Prinsip-prinsip pemikiran Talcott Parsons, yaitu bahwa
tindakan individu manusia itu diarahkan pada tujuan. Di samping
itu, tindakan itu terjadi pada suatu kondisi yang unsurnya sudah pasti,
sedang unsur-unsur lainnya digunakan sebagai alat untuk mencapai tujuan. Selain
itu, secara normatif tindakan tersebut diatur berkenaan dengan penentuan alat
dan tujuan.

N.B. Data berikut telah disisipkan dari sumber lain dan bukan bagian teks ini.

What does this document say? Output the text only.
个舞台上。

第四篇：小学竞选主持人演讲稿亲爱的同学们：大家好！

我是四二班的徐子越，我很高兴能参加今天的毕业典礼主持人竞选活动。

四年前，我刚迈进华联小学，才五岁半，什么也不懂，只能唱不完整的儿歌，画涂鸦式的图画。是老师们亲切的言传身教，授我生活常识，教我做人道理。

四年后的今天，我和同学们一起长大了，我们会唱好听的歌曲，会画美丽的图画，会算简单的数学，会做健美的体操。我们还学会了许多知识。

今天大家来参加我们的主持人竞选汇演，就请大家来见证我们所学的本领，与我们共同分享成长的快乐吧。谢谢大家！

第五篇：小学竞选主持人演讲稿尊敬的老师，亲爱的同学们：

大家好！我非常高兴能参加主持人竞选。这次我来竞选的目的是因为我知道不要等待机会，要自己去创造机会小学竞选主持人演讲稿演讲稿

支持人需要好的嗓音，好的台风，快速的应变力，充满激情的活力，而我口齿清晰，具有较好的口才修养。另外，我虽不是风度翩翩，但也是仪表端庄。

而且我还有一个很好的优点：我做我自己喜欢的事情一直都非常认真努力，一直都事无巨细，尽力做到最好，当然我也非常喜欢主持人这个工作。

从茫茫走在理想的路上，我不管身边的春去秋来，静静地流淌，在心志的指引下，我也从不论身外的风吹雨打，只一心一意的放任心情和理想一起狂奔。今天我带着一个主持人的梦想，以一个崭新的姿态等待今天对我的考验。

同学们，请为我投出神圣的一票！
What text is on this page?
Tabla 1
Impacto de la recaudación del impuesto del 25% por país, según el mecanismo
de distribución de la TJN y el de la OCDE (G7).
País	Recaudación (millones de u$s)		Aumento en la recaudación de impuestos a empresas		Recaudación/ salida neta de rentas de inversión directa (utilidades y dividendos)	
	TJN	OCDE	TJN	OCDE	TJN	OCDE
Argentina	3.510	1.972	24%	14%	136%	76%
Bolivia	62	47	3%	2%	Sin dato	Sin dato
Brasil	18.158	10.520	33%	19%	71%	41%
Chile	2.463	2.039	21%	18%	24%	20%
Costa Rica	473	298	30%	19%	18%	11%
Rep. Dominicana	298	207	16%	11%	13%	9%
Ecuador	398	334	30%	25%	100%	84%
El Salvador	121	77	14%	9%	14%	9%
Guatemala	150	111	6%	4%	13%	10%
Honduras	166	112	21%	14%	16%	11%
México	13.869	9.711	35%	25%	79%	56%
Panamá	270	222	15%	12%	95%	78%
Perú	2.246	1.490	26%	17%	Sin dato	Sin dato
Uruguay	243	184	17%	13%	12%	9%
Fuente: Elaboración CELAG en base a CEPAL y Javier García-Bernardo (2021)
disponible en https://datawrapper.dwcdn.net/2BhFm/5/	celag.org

Atau dengan kata lain dapat dinyatakan bahwa tindakan itu dipandang
sebagai kenyataan sosial yang terkecil dan mendasar, yang unsur-unsurnya
berupa alat, tujuan, situasi, dan norma.
Dengan demikian, dalam tindakan tersebut dapat
digambarkan yaitu individu sebagai pelaku dengan alat yang ada akan mencapai
tujuan dengan berbagai macam cara, yang juga individu itu dipengaruhi oleh
kondisi yang dapat membantu dalam memilih tujuan yang akan dicapai, dengan bimbingan
nilai dan ide serta norma. Perlu diketahui bahwa selain hal-hal
tersebut di atas, tindakan individu manusia itu juga ditentukan oleh orientasi
subjektifnya, yaitu berupa orientasi motivasional dan orientasi nilai.
Perlu diketahui pula bahwa tindakan individu tersebut dalam realisasinya dapat
berbagai macam karena adanya unsur-unsur sebagaimana dikemukakan di atas.
E. Analisis
Fungsional Struktural dan Diferensiasi Struktural
Sebagaimana telah diuraikan bahwa Teori Fungsionalisme
Struktural beranggapan bahwa masyarakat itu merupakan sistem yang secara
fungsional terintegrasi ke dalam bentuk keseimbangan.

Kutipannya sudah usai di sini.